Seorang pria ditangkap setelah Chelsea mengidentifikasi tersangka di balik tweet rasis & kebencian

by Admin
90min


Seorang pria berusia 21 tahun telah ditangkap di Nottinghamshire setelah Chelsea mengidentifikasinya sebagai orang yang bertanggung jawab atas sejumlah pesan rasis dan kebencian yang ditujukan kepada para pemain Blues.

Duo Chelsea Antonio Rudiger dan Reece James sama-sama menjadi sasaran pelecehan rasis online dalam beberapa pekan terakhir, dan pemilik klub Roman Abramovich menanggapinya dengan berjanji untuk secara pribadi memasok lebih banyak dana dalam pertempuran melawan rasisme dalam sepak bola.

Seperti dicatat oleh Sky Sports News, Chelsea berhasil mengidentifikasi pria di balik sejumlah tweet rasis dan kasar, dan setelah detailnya diteruskan ke Polisi Nottinghamshire, seorang remaja berusia 21 tahun dari Retford ditangkap. Dia telah dibebaskan sementara penyelidikan berlanjut.

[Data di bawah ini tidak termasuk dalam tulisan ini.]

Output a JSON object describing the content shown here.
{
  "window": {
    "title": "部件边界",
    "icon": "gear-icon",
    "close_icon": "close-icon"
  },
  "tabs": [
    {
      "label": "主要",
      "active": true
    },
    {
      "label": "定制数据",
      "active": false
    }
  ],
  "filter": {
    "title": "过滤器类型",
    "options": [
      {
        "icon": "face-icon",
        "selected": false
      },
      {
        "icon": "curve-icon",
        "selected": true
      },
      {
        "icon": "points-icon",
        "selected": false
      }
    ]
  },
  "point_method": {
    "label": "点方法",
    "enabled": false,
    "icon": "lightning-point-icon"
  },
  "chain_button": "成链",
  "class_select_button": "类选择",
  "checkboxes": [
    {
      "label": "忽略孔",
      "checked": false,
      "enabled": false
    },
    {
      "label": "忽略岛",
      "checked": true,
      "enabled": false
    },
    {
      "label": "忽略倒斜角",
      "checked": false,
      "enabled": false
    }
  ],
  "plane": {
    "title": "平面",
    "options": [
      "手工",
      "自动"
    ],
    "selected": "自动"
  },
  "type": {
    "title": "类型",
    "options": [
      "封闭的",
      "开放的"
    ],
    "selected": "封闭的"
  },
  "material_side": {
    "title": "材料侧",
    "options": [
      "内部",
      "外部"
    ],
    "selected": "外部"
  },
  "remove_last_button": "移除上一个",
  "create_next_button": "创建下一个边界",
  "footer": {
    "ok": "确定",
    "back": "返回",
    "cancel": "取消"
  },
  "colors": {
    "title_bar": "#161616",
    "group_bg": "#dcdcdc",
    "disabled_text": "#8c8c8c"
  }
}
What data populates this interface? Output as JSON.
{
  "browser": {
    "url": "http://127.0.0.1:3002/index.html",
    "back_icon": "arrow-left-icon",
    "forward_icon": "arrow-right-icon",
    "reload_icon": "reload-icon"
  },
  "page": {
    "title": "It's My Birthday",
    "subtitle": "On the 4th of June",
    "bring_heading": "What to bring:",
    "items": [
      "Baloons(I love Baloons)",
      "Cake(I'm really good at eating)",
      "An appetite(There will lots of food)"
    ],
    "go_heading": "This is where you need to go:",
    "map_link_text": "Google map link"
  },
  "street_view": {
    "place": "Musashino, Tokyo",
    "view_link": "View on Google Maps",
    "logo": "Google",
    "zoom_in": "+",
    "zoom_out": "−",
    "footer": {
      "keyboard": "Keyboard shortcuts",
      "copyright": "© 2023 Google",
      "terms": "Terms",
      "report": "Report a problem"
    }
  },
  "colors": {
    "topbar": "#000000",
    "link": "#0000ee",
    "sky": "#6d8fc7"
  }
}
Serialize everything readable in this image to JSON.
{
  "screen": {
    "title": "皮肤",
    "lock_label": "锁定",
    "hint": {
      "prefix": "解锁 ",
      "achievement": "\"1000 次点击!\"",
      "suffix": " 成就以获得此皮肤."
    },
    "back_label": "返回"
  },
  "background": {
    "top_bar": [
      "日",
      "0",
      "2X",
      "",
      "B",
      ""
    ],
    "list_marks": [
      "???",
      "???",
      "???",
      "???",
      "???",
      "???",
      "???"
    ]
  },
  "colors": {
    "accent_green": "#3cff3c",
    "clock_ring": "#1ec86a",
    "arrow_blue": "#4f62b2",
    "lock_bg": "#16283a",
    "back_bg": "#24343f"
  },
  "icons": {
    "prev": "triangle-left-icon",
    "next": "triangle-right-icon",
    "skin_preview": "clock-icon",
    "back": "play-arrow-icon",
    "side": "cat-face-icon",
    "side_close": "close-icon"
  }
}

“Kami menyambut baik penangkapan hari ini yang menunjukkan bahwa pesan kebencian yang dibagikan di media sosial memiliki konsekuensi,” tulis The Blues Indonesia. “Kami terus bekerja sama dengan polisi untuk mendukung penyelidikan mereka atas masalah penting ini.”

Inspektur Matt Ashmead dari Unit Sepak Bola Pusat Kepolisian Metropolitan menambahkan: “Tindakan ini membuktikan bahwa internet bukan tempat perlindungan yang aman bagi troll untuk menargetkan orang-orang dengan pelecehan yang penuh kebencian, ofensif, atau rasis.

“Pelecehan online bukan tanpa korban dan kami akan berusaha mengidentifikasi mereka yang bertanggung jawab dan mengambil tindakan.”

Baca Juga:  Man City mencapai posisi teratas setelah memenangkan pertarungan yang menakjubkan dengan Aston Villa

Asosiasi Sepak Bola telah meminta pemerintah untuk memberlakukan hukuman yang lebih ketat bagi mereka yang terbukti bersalah melakukan pelecehan rasial terhadap pemain online, terutama setelah seorang pemain berusia 18 tahun diketahui telah menargetkan legenda Arsenal Ian Wright yang perilakunya dianggap ‘naif dan tidak dewasa’.

Oliver Dowden, Sekretaris Negara untuk Digital, Budaya, Media dan Olahraga, telah mengusulkan langkah-langkah baru yang akan membawa hukuman yang lebih ketat, tetapi menurut Daily Mail, beberapa klub Liga Premier khawatir bahwa peraturan tersebut tidak akan cukup kuat.

Ketakutannya adalah bahwa Buku Putih Bahaya Online tidak cukup fokus untuk mengidentifikasi mereka yang bertanggung jawab atas pelecehan, dengan beberapa klub mendesak perusahaan media sosial untuk meminta identifikasi resmi dari siapa pun yang mendaftar untuk menggunakan akun.

Proposal pemerintah akan melindungi anonimitas online, bersikeras bahwa kebebasan berbicara dan berekspresi itu penting, tetapi diskusi lebih lanjut dengan Liga Premier diharapkan akan diadakan untuk membahas masalah ini.

Untuk lebih dariTom Gott, ikuti diaIndonesia!